Cette réforme sera mise en œuvre progressivement sur une période de trois ans (2024-2026) pour atteindre plusieurs objectifs, à savoir l’alignement progressif des taux de TVA, afin d’atténuer les situations de butoir pour les entreprises, en visant deux taux cibles à l’horizon 2026: un taux normal de 20% et un taux réduit de 10%; l’élargissement de l’exonération à certains produits de base de large consommation (médicaments, fournitures scolaires,…) et la rationalisation de certaines exonérations de la TVA; la rationalisation des incitations fiscales et des régimes dérogatoires. Enfin, le ministère va continuer son travail pour le renforcement du cadre juridique et institutionnel pour la lutte contre la fraude et l’intégration de l’informel.

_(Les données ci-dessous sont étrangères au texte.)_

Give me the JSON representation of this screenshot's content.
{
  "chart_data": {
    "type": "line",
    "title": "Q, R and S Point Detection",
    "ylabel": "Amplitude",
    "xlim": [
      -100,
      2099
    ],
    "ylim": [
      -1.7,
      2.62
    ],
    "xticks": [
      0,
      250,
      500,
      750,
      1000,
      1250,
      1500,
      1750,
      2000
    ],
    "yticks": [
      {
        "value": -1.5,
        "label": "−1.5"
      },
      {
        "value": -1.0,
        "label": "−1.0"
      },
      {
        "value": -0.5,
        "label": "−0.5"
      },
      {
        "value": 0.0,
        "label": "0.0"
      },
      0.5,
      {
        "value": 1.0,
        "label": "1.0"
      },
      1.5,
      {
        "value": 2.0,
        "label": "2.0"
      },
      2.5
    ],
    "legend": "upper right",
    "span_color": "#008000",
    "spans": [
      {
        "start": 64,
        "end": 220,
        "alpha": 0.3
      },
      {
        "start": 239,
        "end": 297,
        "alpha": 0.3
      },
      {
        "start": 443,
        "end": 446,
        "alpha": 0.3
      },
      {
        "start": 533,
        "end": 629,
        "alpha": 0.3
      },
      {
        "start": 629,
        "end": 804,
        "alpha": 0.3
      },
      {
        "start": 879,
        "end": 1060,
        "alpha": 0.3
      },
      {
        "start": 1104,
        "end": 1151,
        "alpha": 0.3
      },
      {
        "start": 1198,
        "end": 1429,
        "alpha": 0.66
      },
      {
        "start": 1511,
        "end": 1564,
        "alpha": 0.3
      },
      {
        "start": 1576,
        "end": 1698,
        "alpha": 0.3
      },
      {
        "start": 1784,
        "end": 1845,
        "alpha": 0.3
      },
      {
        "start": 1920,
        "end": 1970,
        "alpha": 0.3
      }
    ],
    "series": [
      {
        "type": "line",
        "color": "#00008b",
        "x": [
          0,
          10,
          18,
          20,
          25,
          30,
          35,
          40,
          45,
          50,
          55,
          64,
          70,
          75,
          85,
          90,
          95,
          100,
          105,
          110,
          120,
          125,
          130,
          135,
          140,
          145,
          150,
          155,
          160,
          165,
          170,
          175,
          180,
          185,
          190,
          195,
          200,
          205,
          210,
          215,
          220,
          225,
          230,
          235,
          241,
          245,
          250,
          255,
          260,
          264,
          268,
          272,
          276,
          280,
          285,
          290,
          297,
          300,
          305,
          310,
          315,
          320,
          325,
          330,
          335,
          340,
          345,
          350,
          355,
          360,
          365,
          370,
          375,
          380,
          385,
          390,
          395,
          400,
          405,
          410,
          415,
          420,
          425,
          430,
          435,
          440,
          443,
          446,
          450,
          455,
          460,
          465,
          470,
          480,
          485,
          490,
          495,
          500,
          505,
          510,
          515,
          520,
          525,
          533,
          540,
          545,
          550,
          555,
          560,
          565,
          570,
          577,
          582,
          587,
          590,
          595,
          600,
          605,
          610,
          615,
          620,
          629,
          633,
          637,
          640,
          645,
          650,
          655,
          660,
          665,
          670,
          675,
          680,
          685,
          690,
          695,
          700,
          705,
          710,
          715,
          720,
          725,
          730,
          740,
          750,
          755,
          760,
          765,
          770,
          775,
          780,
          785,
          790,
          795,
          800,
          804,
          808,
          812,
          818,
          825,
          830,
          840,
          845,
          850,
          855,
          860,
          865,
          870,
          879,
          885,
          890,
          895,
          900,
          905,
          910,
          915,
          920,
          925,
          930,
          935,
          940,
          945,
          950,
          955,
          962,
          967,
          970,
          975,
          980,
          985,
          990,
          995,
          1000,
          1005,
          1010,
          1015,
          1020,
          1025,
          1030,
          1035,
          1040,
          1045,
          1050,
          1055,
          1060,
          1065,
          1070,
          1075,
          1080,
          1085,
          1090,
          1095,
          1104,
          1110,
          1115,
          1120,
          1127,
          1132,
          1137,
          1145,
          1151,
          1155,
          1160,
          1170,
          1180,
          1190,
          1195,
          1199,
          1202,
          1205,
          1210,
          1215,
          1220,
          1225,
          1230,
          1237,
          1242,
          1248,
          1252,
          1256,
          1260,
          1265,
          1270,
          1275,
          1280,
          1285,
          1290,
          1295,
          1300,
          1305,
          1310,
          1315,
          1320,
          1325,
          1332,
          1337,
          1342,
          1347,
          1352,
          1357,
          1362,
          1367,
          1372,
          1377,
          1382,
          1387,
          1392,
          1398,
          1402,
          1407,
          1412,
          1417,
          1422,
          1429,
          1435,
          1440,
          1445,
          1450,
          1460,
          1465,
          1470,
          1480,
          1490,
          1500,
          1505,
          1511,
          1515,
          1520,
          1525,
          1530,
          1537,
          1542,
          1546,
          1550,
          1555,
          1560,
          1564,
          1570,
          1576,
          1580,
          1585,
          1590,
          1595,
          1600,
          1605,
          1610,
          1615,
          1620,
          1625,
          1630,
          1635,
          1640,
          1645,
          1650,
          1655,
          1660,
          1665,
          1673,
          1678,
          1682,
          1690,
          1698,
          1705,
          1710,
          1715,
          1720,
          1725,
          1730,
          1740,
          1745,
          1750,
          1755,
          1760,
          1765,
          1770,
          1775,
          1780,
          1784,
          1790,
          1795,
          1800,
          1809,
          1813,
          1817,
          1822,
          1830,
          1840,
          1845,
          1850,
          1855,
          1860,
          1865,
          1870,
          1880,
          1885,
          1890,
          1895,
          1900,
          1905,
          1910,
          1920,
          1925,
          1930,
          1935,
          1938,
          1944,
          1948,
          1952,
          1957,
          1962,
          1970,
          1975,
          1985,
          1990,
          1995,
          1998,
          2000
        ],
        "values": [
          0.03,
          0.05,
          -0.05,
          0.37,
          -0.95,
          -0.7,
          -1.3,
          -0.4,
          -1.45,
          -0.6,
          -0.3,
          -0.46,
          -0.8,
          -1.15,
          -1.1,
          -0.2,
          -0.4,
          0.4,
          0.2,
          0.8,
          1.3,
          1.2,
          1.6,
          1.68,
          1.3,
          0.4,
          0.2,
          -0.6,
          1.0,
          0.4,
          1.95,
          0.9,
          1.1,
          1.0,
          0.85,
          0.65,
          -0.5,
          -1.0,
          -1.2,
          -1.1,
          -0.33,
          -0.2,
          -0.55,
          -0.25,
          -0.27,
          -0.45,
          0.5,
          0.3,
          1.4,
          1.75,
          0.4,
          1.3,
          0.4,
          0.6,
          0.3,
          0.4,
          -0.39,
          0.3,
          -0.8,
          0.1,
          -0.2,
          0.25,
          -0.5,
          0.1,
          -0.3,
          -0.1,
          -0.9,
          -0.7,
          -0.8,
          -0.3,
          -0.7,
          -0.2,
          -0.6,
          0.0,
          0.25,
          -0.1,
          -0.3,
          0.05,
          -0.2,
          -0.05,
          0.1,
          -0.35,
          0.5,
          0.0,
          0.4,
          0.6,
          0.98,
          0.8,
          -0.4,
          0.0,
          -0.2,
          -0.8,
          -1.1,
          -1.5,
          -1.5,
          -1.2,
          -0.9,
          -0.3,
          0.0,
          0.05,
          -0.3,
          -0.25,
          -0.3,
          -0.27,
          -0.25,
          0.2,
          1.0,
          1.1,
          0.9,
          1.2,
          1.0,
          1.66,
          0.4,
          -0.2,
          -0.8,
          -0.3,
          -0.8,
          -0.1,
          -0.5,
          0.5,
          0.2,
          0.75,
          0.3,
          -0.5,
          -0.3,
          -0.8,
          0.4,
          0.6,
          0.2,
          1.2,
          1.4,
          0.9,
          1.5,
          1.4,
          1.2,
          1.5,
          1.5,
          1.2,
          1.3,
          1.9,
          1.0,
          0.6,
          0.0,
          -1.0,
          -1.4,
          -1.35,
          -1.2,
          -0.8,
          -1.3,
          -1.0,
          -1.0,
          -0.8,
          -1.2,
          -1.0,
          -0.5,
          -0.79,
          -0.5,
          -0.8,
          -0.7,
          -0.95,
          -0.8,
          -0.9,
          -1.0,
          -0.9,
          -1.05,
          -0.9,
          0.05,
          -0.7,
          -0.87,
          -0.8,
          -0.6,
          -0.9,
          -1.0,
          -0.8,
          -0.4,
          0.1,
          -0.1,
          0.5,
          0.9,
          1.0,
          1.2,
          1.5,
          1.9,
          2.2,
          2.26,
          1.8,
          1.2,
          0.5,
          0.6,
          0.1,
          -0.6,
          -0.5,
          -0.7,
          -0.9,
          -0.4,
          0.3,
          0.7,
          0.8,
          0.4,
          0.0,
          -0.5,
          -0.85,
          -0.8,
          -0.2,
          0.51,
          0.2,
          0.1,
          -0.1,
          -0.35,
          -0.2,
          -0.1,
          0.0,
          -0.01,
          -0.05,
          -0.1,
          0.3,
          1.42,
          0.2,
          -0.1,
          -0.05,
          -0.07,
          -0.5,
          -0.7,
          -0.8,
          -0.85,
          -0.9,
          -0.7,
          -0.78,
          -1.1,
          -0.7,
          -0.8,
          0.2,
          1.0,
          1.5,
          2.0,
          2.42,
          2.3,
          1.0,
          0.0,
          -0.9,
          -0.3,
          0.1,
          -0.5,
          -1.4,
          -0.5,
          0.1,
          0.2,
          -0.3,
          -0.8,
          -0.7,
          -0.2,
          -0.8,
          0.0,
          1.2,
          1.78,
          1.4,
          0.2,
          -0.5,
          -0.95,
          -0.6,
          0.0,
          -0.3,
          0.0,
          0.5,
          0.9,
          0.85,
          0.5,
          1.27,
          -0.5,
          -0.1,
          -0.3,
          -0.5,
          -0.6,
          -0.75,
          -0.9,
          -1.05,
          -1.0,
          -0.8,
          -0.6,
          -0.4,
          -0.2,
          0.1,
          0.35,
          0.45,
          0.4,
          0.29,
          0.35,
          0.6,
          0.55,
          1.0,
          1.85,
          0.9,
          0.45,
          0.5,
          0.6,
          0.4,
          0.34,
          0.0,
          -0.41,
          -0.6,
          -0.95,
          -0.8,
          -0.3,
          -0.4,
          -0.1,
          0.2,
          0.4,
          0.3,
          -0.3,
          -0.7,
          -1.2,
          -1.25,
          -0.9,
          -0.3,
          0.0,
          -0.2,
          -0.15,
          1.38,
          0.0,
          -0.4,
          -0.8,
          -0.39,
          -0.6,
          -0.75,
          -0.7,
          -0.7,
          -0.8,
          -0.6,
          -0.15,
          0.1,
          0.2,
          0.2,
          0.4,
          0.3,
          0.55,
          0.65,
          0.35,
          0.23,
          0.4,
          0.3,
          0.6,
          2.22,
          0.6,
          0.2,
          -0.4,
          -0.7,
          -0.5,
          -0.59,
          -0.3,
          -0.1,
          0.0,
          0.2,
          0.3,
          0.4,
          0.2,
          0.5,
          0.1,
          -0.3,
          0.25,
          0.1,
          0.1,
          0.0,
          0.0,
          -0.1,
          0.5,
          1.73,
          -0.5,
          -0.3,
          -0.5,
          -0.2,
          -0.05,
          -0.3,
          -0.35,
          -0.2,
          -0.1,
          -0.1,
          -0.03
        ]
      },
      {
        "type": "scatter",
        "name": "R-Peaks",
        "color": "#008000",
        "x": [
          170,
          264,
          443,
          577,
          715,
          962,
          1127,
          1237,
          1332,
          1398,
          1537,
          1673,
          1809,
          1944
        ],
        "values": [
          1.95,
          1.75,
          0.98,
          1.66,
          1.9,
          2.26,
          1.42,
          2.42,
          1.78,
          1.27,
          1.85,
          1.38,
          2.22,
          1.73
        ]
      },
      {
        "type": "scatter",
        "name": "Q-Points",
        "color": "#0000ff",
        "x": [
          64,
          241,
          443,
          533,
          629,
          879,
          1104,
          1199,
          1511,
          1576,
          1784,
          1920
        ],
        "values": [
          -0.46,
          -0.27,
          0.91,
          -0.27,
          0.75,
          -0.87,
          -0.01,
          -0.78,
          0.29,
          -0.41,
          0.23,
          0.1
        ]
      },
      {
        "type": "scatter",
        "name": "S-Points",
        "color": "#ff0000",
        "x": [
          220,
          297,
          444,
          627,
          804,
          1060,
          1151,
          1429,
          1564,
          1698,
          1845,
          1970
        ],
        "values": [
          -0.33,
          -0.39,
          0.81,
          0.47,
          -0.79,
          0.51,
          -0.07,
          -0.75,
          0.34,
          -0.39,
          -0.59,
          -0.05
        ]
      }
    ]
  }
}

«Plusieurs actions d’ordre juridique et institutionnel pourront être mises en place, afin de simplifier et de renforcer les procédures de lutte contre les pratiques de fraude fiscale et d’abus de droit, notamment la révision de la procédure d’examen de l’ensemble de la situation fiscale des contribuables et le renforcement de la conciliation pour la résolution de la situation fiscale des contribuables et leur accompagnement», ajoute la même source. A noter enfin que le projet de loi de Finances 2024 table sur un taux de croissance économique de 3,7% en 2024, après une croissance estimée à 3,4% en 2023. A travers la concrétisation du PLF 2024, la croissance économique devrait se situer à 3,7% en 2024, sur la base des derniers éléments conjoncturels au niveau national et des éléments d’incertitudes qui pèsent sur l’évolution de la conjoncture internationale, indique le rapport. Ces hypothèses fixent, notamment, la production céréalière à 75 millions de quintaux, le cours du gaz butane à 500 dollars la tonne, la parité euro-dollar à 1,081, et l’accroissement de la demande étrangère adressée au Maroc (hors produits de phosphates et dérivés) à 2,9%, poursuit la même source.
Prévisions
Budget 2024. Le PLF 2024 et tenant compte de l’hypothèse d’une campagne agricole de 75 millions de quintaux, prévoit une amélioration légère de la valeur ajoutée agricole à 5,9%. La valeur ajoutée non agricole devrait maintenir sa cadence à un rythme proche de celui de l’année précédente, puisqu’elle devrait se situer à 3,4% en 2024 après 3,3% en 2023. Pour ce qui est de la croissance de la demande étrangère adressée au Maroc, elle devrait continuer à croître au même rythme modéré de l’année 2023, et devrait augmenter de 2,9% en 2024 après 2,7% en 2023 et 5,6% en 2022. Cela devrait induire une légère accélération de la croissance des exportations de 6,4% après 5,6% en 2023. La croissance des importations devrait, quant à elle, se situer à 5,9% après 5,3% en 2023. Les secteurs secondaire et tertiaire devraient consolider leurs taux de croissance et poursuivre leur amélioration pour atteindre 2,6 et 3,8% respectivement en 2024. Du côté de la demande, la croissance devrait être portée par une contribution des exportations qui devrait s’élever à 2,9 points de pourcentage, mais qui sera totalement absorbée par la croissance des importations dont la contribution devrait se situer à -3,5 points de pourcentage. Ce qui, in fine, aboutit à une contribution des échanges extérieurs à la croissance du PIB légèrement négative de l’ordre de -0,5 point de pourcentage. Quant à la demande de consommation finale, elle devrait contribuer à hauteur de 3 points de pourcentage, portée presque à égalité par la contribution de la croissance de la consommation des ménages à hauteur de 1,4 point de pourcentage à la croissance et celle de la consommation des administrations publiques dont la contribution serait de 1,7 point de pourcentage. La formation brute de capital fixe devrait quant à elle contribuer à hauteur de 1,1 point de pourcentage. A partir de 2025, les prévisions tablent sur une correction de la croissance autour de son niveau de ces dernières années.